Programmes include responsive mode grants, strategic investments, doctoral training partnerships, and large interdisciplinary centres. Doctoral training is administered through partnerships with consortia at University of Leeds, University of Glasgow, University of Warwick, University of Bristol, and Queen Mary University of London. Strategic investments have funded centres focused on topics such as Artificial intelligence ethics in collaboration with Alan Turing Institute, longitudinal population studies linked to the UK Data Service, and policy-facing projects commissioned by Cabinet Office units and the Devolved administrations in Scotland, Wales, and Northern Ireland. The council has collaborated with international funders including the European Research Council, National Science Foundation (United States), German Research Foundation, and Canada Research Chairs.

Key Research Areas and Impact

Key areas encompass labour market dynamics studied alongside Office for National Statistics data, population ageing connected to work by the Institute for Fiscal Studies, poverty and inequality research linked to Joseph Rowntree Foundation analyses, migration patterns intersecting with studies by Refugee Council, and crime and justice inquiries resonant with reports from the Crown Prosecution Service. Impact pathways have influenced legislation debated in the House of Commons, policy advisories for the Department of Health and Social Care, planning guidance at Ministry of Housing, Communities and Local Government, and public inquiries such as those following events similar to the Grenfell Tower fire. Methodological contributions include improvements to survey infrastructure used by the European Social Survey and administrative data linkages promoted with the Office for National Statistics and NHS Digital.

Partnerships and Collaborations

It co-funds initiatives with the Arts and Humanities Research Council, Medical Research Council, Engineering and Physical Sciences Research Council, and international partners including the World Bank, Organisation for Economic Co-operation and Development, UNICEF, and World Health Organization. Academic collaborations extend to networks centered at Centre for Economic Policy Research, Institute of Development Studies, Overseas Development Institute, and the Global Challenges Research Fund consortia. Private-public engagements have involved think tanks such as Institute for Government and commercial data partnerships with firms comparable to Google and Amazon Web Services for infrastructure, governed by data-sharing agreements modeled on precedents from the Administrative Data Research UK programme.

Criticisms and Controversies

Critiques have concerned perceived prioritization of applied policy research over theoretical inquiry voiced by members of the Academy of Social Sciences and some university departments, debates over block grants raised by the University and College Union, and controversies around transparency in peer review highlighted by commentators in Times Higher Education and The Guardian. Funding cuts and reallocations during austerity measures prompted parliamentary debates implicating the Treasury and reviews by the National Audit Office. Data-sharing arrangements have sparked privacy debates involving civil society groups like Big Brother Watch and legal scrutiny aligned with rulings under the Data Protection Act 2018.

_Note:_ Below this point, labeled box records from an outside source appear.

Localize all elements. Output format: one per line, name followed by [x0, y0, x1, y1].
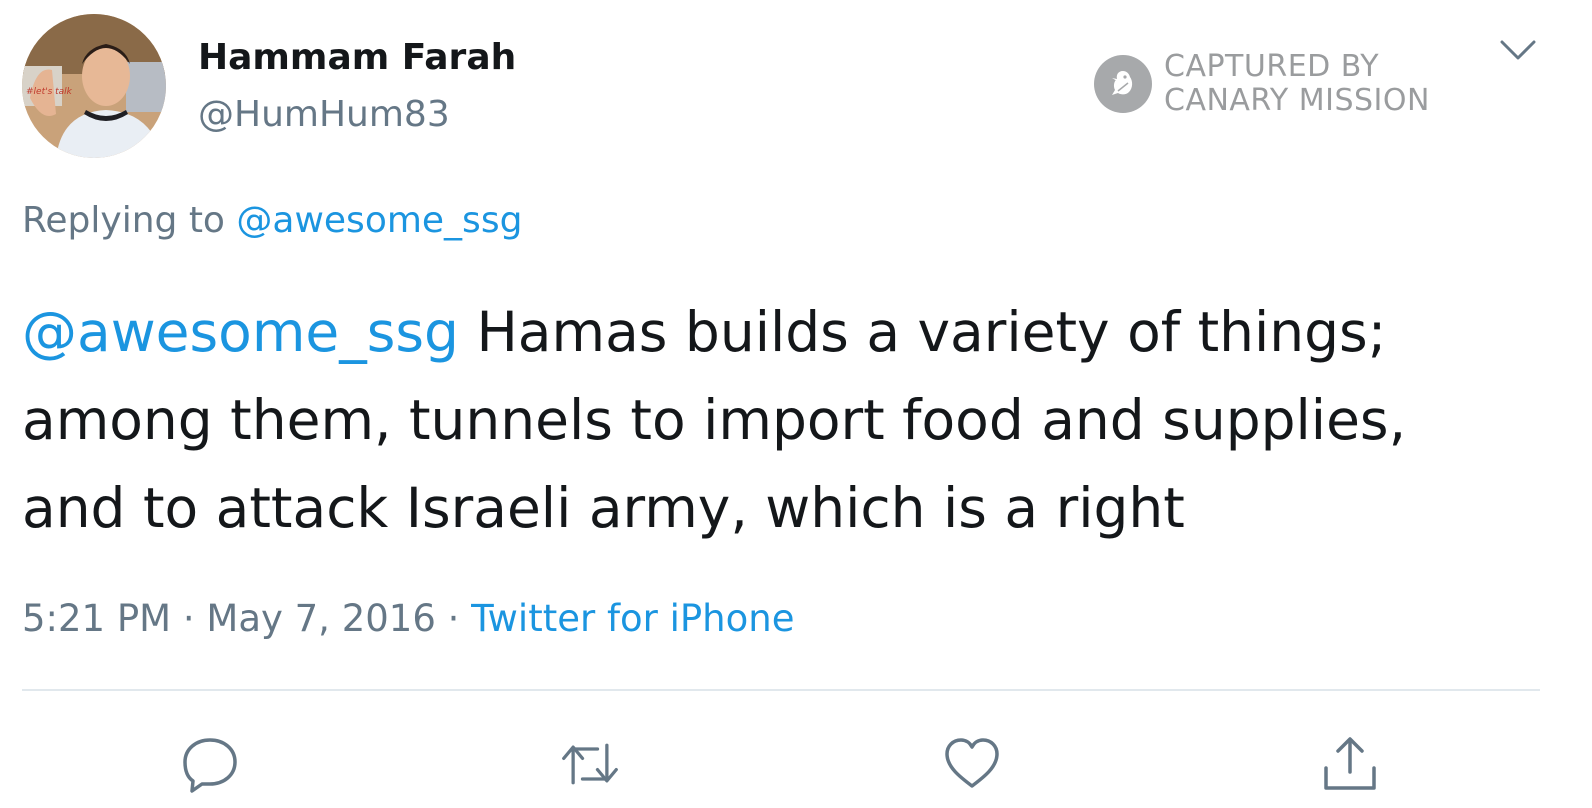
meta-separator: ·	[435, 597, 472, 640]
tweet-text-line-1-rest: Hamas builds a variety of things;	[458, 300, 1387, 364]
retweet-arrows-icon	[562, 743, 618, 785]
watermark-line-1: CAPTURED BY	[1164, 49, 1380, 84]
retweet-button[interactable]	[560, 734, 620, 794]
tweet-text-line-3: and to attack Israeli army, which is a r…	[22, 476, 1185, 540]
speech-bubble-icon	[183, 738, 237, 793]
tweet-text: @awesome_ssg Hamas builds a variety of t…	[22, 288, 1562, 552]
chevron-down-icon	[1500, 40, 1536, 60]
tweet-metadata: 5:21 PM · May 7, 2016 · Twitter for iPho…	[22, 596, 794, 642]
user-handle[interactable]: @HumHum83	[198, 93, 450, 137]
watermark-line-2: CANARY MISSION	[1164, 83, 1430, 118]
replying-to: Replying to @awesome_ssg	[22, 198, 522, 244]
reply-button[interactable]	[180, 734, 240, 794]
divider	[22, 689, 1540, 691]
replying-to-label: Replying to	[22, 200, 237, 241]
meta-separator: ·	[171, 597, 207, 640]
tweet-options-button[interactable]	[1498, 36, 1538, 64]
tweet-time[interactable]: 5:21 PM	[22, 597, 171, 640]
tweet-text-line-2: among them, tunnels to import food and s…	[22, 388, 1407, 452]
replying-to-mention-link[interactable]: @awesome_ssg	[236, 200, 522, 241]
profile-photo-icon: #let's talk	[22, 14, 166, 158]
share-upload-icon	[1324, 737, 1376, 790]
tweet-source-link[interactable]: Twitter for iPhone	[471, 597, 794, 640]
canary-bird-icon	[1094, 55, 1152, 113]
svg-text:#let's talk: #let's talk	[26, 87, 73, 97]
share-button[interactable]	[1320, 734, 1380, 794]
display-name[interactable]: Hammam Farah	[198, 36, 516, 80]
tweet-date[interactable]: May 7, 2016	[206, 597, 435, 640]
heart-icon	[945, 738, 999, 788]
canary-mission-watermark: CAPTURED BY CANARY MISSION	[1094, 50, 1430, 118]
avatar[interactable]: #let's talk	[22, 14, 166, 158]
tweet-text-line-1: @awesome_ssg Hamas builds a variety of t…	[22, 288, 1562, 376]
tweet-mention-link[interactable]: @awesome_ssg	[22, 300, 459, 364]
like-button[interactable]	[942, 734, 1002, 794]
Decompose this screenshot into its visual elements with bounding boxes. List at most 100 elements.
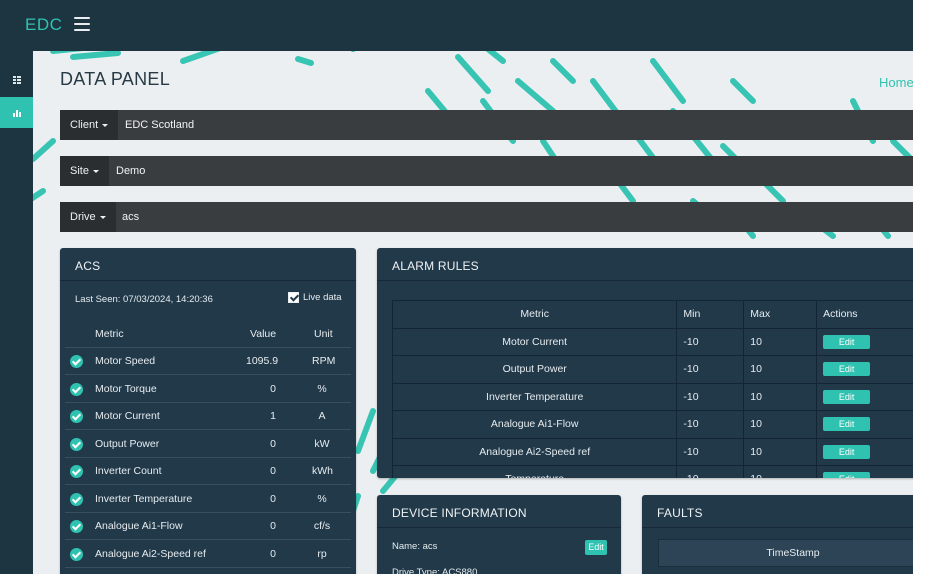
- rule-max: 10: [743, 355, 818, 384]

Notable Projects and Outputs

Notable outputs include support for the Understanding Society longitudinal study, contributions to the British Election Study, longitudinal cohorts such as the 1970 British Cohort Study and Millennium Cohort Study, and investment in centres producing high-profile reports cited by the House of Lords Select Committee on Economic Affairs. It has underpinned influential monographs and articles published by scholars at Princeton University, Oxford University Press, Cambridge University Press, and journals including Nature Human Behaviour, The Lancet Public Health, American Economic Review, and British Journal of Sociology.